'GTA 6' gameplay: Take-Two's patent filing suggests NPCs could show more realistic behavior
One of the gameplay improvements that "GTA 6" could be feature might focus on the non-playable characters (NPCs). It was recently discovered that Rockstar Games' parent company, Take-Two Interactive, filed a patent application for a technology-centered on making NPCs appear more realistic.
Rockstar's parent company applies patent for NPC-focused tech
NPCs are vital gameplay elements to open-world games. It has been true, especially for "GTA" titles, since some of the iconic moments in these games happen in the interactions between main protagonists and the NPCs they encounter in the streets.
Take-Two filed a patent (via IGN) titled "System and Method for Virtual Navigation in a Gaming Environment" last October. Descriptions provided for the invention heavily focused on how this new tech could drastically improve the addition of NPCs and how developers can program them into behaving more realistically in the game.
The invention is described to use "a system for managing nodes and node graphs" to navigate and manage NPCs virtually.
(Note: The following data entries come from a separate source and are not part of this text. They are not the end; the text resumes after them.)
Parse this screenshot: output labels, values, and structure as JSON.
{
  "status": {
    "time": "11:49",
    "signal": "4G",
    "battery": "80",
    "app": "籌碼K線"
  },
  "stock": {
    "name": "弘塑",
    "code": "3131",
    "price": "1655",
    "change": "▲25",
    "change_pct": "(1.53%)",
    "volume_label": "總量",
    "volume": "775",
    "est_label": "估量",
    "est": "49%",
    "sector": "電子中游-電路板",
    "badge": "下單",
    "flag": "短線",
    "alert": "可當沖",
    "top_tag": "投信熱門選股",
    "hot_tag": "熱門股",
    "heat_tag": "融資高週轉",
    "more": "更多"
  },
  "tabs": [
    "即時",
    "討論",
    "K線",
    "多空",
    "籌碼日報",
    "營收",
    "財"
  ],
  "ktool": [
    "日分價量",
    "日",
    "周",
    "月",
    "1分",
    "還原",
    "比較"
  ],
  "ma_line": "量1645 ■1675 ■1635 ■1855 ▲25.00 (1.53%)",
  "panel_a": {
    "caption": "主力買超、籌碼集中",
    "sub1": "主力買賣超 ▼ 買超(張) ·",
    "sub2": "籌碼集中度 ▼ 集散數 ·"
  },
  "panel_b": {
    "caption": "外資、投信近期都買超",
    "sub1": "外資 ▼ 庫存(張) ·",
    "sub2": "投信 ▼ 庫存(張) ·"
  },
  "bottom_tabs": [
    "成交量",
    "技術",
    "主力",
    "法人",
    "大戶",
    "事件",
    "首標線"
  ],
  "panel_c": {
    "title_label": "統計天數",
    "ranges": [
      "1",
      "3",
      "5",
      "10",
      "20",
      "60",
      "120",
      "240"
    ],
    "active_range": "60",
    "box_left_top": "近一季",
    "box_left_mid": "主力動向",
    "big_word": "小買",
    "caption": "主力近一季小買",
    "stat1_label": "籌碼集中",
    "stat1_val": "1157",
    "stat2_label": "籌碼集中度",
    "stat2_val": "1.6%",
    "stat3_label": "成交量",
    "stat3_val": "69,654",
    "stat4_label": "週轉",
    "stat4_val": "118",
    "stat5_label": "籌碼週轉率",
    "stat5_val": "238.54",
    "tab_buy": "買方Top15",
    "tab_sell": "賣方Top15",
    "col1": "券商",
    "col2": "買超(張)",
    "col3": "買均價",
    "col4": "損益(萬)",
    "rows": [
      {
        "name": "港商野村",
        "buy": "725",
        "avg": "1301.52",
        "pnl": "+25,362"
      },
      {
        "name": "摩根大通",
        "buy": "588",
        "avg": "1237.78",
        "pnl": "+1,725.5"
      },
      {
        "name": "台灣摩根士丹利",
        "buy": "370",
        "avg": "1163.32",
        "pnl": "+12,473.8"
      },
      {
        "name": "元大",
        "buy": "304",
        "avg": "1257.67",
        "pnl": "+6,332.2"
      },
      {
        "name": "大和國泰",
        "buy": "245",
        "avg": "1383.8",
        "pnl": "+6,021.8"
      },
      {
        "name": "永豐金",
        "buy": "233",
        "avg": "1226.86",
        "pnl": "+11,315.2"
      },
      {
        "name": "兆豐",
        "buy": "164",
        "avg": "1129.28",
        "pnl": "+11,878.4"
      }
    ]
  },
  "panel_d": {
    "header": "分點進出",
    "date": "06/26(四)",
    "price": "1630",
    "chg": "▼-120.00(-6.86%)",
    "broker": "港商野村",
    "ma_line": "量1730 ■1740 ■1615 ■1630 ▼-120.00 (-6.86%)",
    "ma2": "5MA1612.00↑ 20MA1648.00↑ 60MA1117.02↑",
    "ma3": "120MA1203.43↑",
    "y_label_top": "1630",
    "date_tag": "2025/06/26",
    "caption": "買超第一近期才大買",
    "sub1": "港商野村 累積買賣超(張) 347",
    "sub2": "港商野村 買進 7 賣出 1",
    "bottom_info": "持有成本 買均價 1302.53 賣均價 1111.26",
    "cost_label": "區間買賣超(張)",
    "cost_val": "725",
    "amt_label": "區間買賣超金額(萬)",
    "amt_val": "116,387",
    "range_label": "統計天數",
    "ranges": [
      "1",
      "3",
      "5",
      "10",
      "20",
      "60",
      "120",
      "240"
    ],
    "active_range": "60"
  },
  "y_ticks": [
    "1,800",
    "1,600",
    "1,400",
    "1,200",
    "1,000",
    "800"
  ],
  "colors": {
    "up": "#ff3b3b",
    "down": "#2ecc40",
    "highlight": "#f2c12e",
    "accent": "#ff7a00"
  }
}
The patent filing explains this would let developers add "realistic movements" for NPCs without worrying too much about consuming too much computing power.
While all the franchise's installments before "GTA 6" are already famous for NPC interactions, the patent explains there is still a limit to what developers can do to using the "conventional systems." Hardware factors such as processing power and memory let developers add, for example, "predetermined number of NPC controlled cars" to video games with the technology that they have now. And Take-Two argues players would expect to see more of these NPC cars for a more realistic experience.
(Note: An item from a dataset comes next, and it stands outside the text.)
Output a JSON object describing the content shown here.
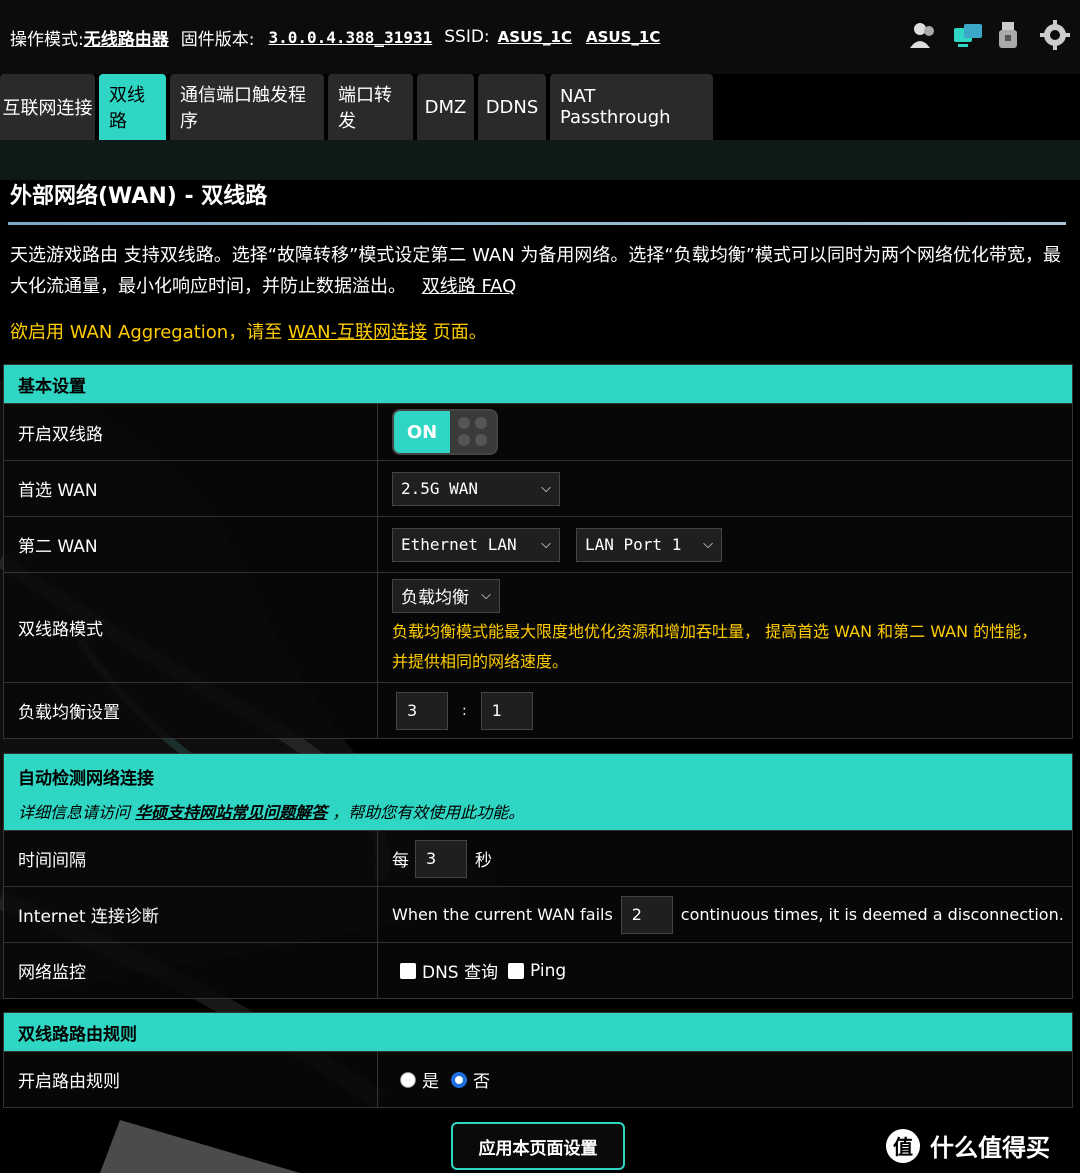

It also appears that the new tech aims for NPCs to behave or respond more realistically to what is happening around them, like if they are driving cars or walking on the streets. The patent filing noted that the current NPC-making systems "relied almost entirely on local traffic avoidance for NPCs to avoid collisions."
Is 'GTA 6' in development already?
Fans should note that the patent application does not mention "GTA 6." But it is not entirely baseless to say there are potential connections between the document and the unannounced game. For one, most of the examples used are referring to NPCs in cars and on the streets. Rockstar's Associate Director of Technology, David Hynd, and Lead AI and Gameplay Programmer, Simon Parr, have also been named the inventors of the NPC-focused tech.
The timing of the patent's filing also indicates a possibility for it to be used to develop "GTA 6." Neither Take-Two nor Rockstar has officially recognized the game's existence, but several reliable sources have confirmed the studio is already working on the highly anticipated title.